The primary evaluation metric was Intersection over Union (IoU), which is commonly used in evaluating positions and other qualities for adjacent or overlapping bounding boxes.
The feature extractor used was VGG16, and the model was trained on the Adam optimizer with an initial learning rate of 3.5e-4, and a weight decay of 1e-4, running every 5 epochs for a total of 30 epochs (an epoch being a complete tour of the entirety of the data by the training routine).
For the backbone of the proposal-based (i.e., score-based) approach, a pre-trained GAICv2 model was used, and all models were trained on a sole NVIDIA Tesla T4 with 16GB of VRAM.
The new system comfortably outperformed the proposed baseline:
The authors comment:
‘We observe that the proposed approaches outperform the baseline quantitatively and qualitatively. The baseline tends to lose aesthetics for satisfying a given aspect ratio and a specific layout while our approaches find a good view in the areas that satisfy given conditions. The heatmap-based approach shows the better score than the proposal-based approach.
‘These results indicate that the score functions are effective for image cropping under design constraints, and the heatmap-based approach can achieve better optimal comparing the proposal-based approach.’
However, the size of the bounding boxes is enmeshed with higher computation resources needed, and with latency, meaning that the heatmap-based approach is more demanding and, dependent on hardware resources, will take longer to execute.
The paper concludes:
‘[The] heatmap-based approach has the trade-off of the performance and computation cost in the iteration of optimization, and fine fitting leads to large improvement comparing the proposal-based approach, though it requires a high computation cost, e.g., iteration 500 takes 20 seconds.
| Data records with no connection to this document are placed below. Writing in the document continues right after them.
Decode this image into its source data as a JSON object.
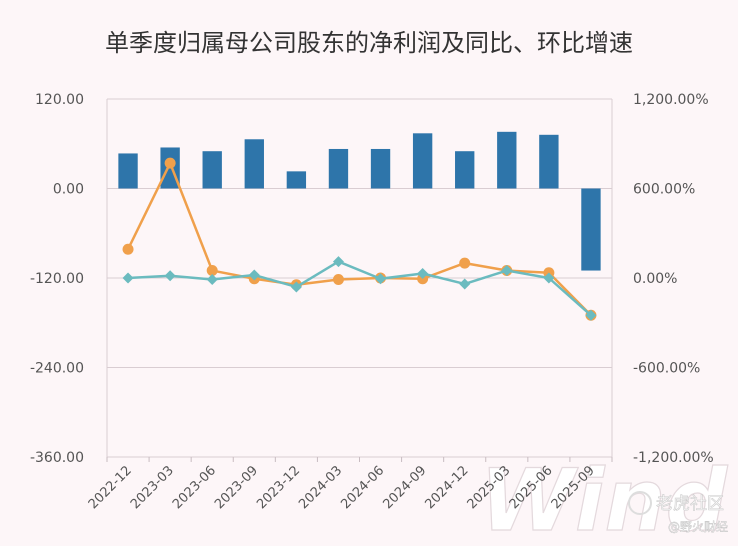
{
  "chart_data": {
    "type": "bar",
    "title": "单季度归属母公司股东的净利润及同比、环比增速",
    "categories": [
      "2022-12",
      "2023-03",
      "2023-06",
      "2023-09",
      "2023-12",
      "2024-03",
      "2024-06",
      "2024-09",
      "2024-12",
      "2025-03",
      "2025-06",
      "2025-09"
    ],
    "left_axis": {
      "ylim": [
        -360,
        120
      ],
      "ticks": [
        "120.00",
        "0.00",
        "-120.00",
        "-240.00",
        "-360.00"
      ]
    },
    "right_axis": {
      "ylim": [
        -1200,
        1200
      ],
      "ticks": [
        "1,200.00%",
        "600.00%",
        "0.00%",
        "-600.00%",
        "-1,200.00%"
      ]
    },
    "series": [
      {
        "type": "bar",
        "axis": "left",
        "color": "#2e75aa",
        "values": [
          47,
          55,
          50,
          66,
          23,
          53,
          53,
          74,
          50,
          76,
          72,
          -110
        ]
      },
      {
        "type": "line",
        "axis": "right",
        "marker": "circle",
        "color": "#f0a04b",
        "values": [
          193,
          770,
          50,
          -5,
          -45,
          -10,
          0,
          -5,
          100,
          50,
          35,
          -250
        ]
      },
      {
        "type": "line",
        "axis": "right",
        "marker": "diamond",
        "color": "#6bbbbf",
        "values": [
          0,
          15,
          -10,
          20,
          -60,
          110,
          -5,
          30,
          -40,
          50,
          0,
          -250
        ]
      }
    ],
    "grid": "horizontal",
    "legend": "none"
  },
  "watermark": {
    "brand": "Wind",
    "logo_text": "老虎社区",
    "sub_text": "@野火财经"
  }
}
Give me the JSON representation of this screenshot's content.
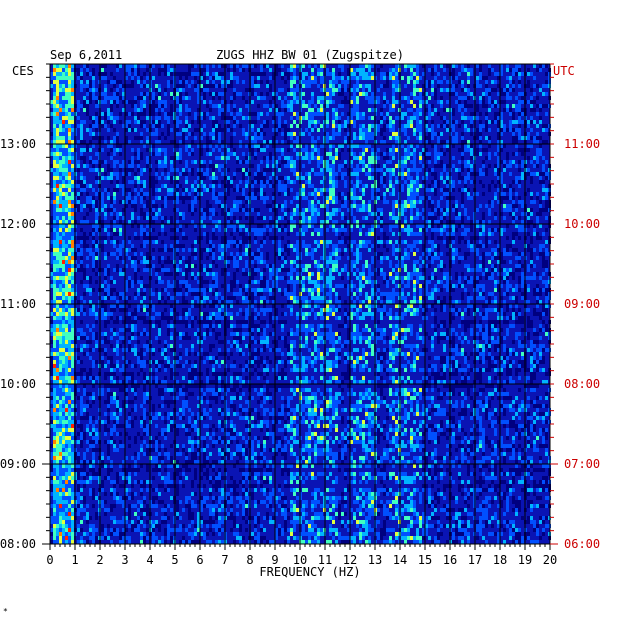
{
  "chart_data": {
    "type": "heatmap",
    "date": "Sep 6,2011",
    "title": "ZUGS HHZ BW 01 (Zugspitze)",
    "xlabel": "FREQUENCY (HZ)",
    "xlim": [
      0,
      20
    ],
    "x_ticks": [
      "0",
      "1",
      "2",
      "3",
      "4",
      "5",
      "6",
      "7",
      "8",
      "9",
      "10",
      "11",
      "12",
      "13",
      "14",
      "15",
      "16",
      "17",
      "18",
      "19",
      "20"
    ],
    "left_axis_label": "CES",
    "right_axis_label": "UTC",
    "left_time_ticks": [
      "08:00",
      "09:00",
      "10:00",
      "11:00",
      "12:00",
      "13:00"
    ],
    "right_time_ticks": [
      "06:00",
      "07:00",
      "08:00",
      "09:00",
      "10:00",
      "11:00"
    ],
    "time_range_local": [
      "08:00",
      "13:45"
    ],
    "colors": {
      "background": "#0a14b4",
      "grid": "#000000",
      "right_labels": "#cc0000",
      "scale": [
        "#000080",
        "#0014c8",
        "#0050ff",
        "#00b4ff",
        "#40ffc0",
        "#e0ff40",
        "#ff8000",
        "#ff2000"
      ]
    },
    "energy_bands_hz": [
      {
        "from": 0.1,
        "to": 0.9,
        "level": "high"
      },
      {
        "from": 9.5,
        "to": 11.5,
        "level": "medium"
      },
      {
        "from": 12.0,
        "to": 13.0,
        "level": "medium"
      },
      {
        "from": 13.5,
        "to": 14.8,
        "level": "medium"
      }
    ]
  },
  "corner_mark": "*"
}
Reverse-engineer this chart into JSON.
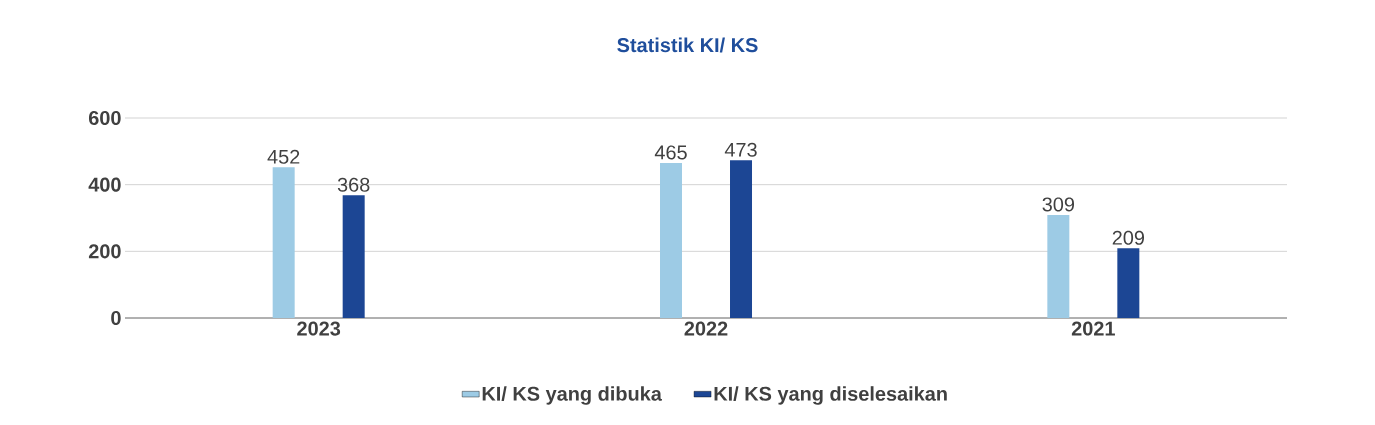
{
  "chart_data": {
    "type": "bar",
    "title": "Statistik KI/ KS",
    "categories": [
      "2023",
      "2022",
      "2021"
    ],
    "series": [
      {
        "name": "KI/ KS yang dibuka",
        "color": "#9dcbe5",
        "values": [
          452,
          465,
          309
        ]
      },
      {
        "name": "KI/ KS yang diselesaikan",
        "color": "#1c4694",
        "values": [
          368,
          473,
          209
        ]
      }
    ],
    "ylim": [
      0,
      600
    ],
    "yticks": [
      0,
      200,
      400,
      600
    ],
    "grid": "y",
    "legend": "bottom",
    "data_labels": true
  }
}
‘The proposal-based approach achieves better performance than the heatmap-based approach under the same computation cost, while the heatmap-based approach achieves better performance with more computation cost.
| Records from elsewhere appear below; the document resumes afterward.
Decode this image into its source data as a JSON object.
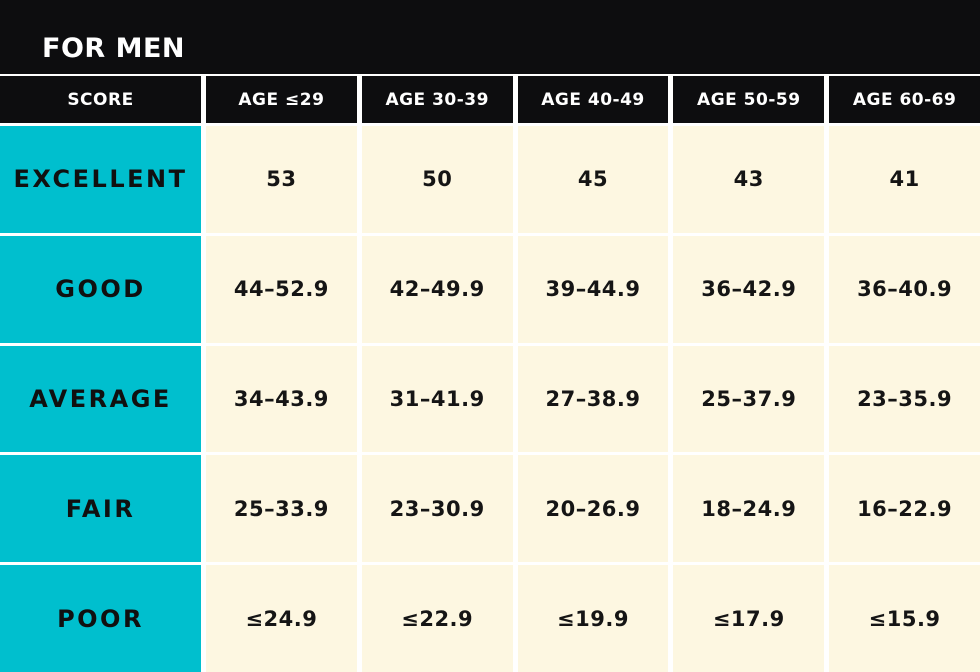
{
  "title": "FOR MEN",
  "colors": {
    "band_black": "#0d0d0f",
    "accent_cyan": "#00bfce",
    "cell_cream": "#fdf7e1",
    "separator_white": "#ffffff",
    "text_dark": "#101010",
    "text_light": "#ffffff"
  },
  "chart_data": {
    "type": "table",
    "title": "FOR MEN",
    "columns": [
      "SCORE",
      "AGE ≤29",
      "AGE 30-39",
      "AGE 40-49",
      "AGE 50-59",
      "AGE 60-69"
    ],
    "rows": [
      {
        "label": "EXCELLENT",
        "values": [
          "53",
          "50",
          "45",
          "43",
          "41"
        ]
      },
      {
        "label": "GOOD",
        "values": [
          "44–52.9",
          "42–49.9",
          "39–44.9",
          "36–42.9",
          "36–40.9"
        ]
      },
      {
        "label": "AVERAGE",
        "values": [
          "34–43.9",
          "31–41.9",
          "27–38.9",
          "25–37.9",
          "23–35.9"
        ]
      },
      {
        "label": "FAIR",
        "values": [
          "25–33.9",
          "23–30.9",
          "20–26.9",
          "18–24.9",
          "16–22.9"
        ]
      },
      {
        "label": "POOR",
        "values": [
          "≤24.9",
          "≤22.9",
          "≤19.9",
          "≤17.9",
          "≤15.9"
        ]
      }
    ]
  }
}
‘This result indicates that balancing aesthetically plausible areas and satisfying multiple conditions is not a trivial task and requires sensitive balance, and both proposed approaches are reasonable alternatives.’
Since the human face (and body) is an upended rectangle, and the world of landscapes and architecture tend to favor horizontal rectangles, popular photography ratios remain at war with the square formats that are best-suited for computer vision and generative AI training.
In a way, the tendency towards a non-square lens format is in itself a form of cropping: medium-format high-end cameras such as Hasselblad were technology lines dedicated to the square ratio, while non-rectangular formats have not always been absent from consumer hardware.
However, so long as binary computing systems dictate that square formats are the optimal use of hardware in the training of vision and generative systems, it seems that compromises will continue to be necessary, even if it is just the crude and desperate tactic of adding black borders to rectangular images so that they will accommodate the square format (which is a relatively common practice, though it can lead to borders being produced occasionally at inference time).
There are many other possible avenues of research that could lead to better cropping systems for data preparation, such as text-prompted frameworks that are capable of recognizing objects, body parts, etc., and will favor these when cropping; but they tend to come at a significant cost.
If you’re looking to exclusively extract faces, the problem is long-since solved, as deepfake applications such as DeepFaceLab and FaceSwap will automatically seek out facial alignment landmarks and crop the resulting image as closely to the landmarks as possible while conforming to a square format.
But there are many possible objects of training than just isolated faces, and it could be that compositional approaches such as the one suggested in the new Japanese paper may contribute something valuable to the struggle – at least until such time as the 1:1 ratio will seem like a barbaric requirement, due to pending breakthroughs – or even radical technological shifts, such as quantum training.
* See page 13 of the source paper for examples of these boxes, though the illustration is too large to reproduce here.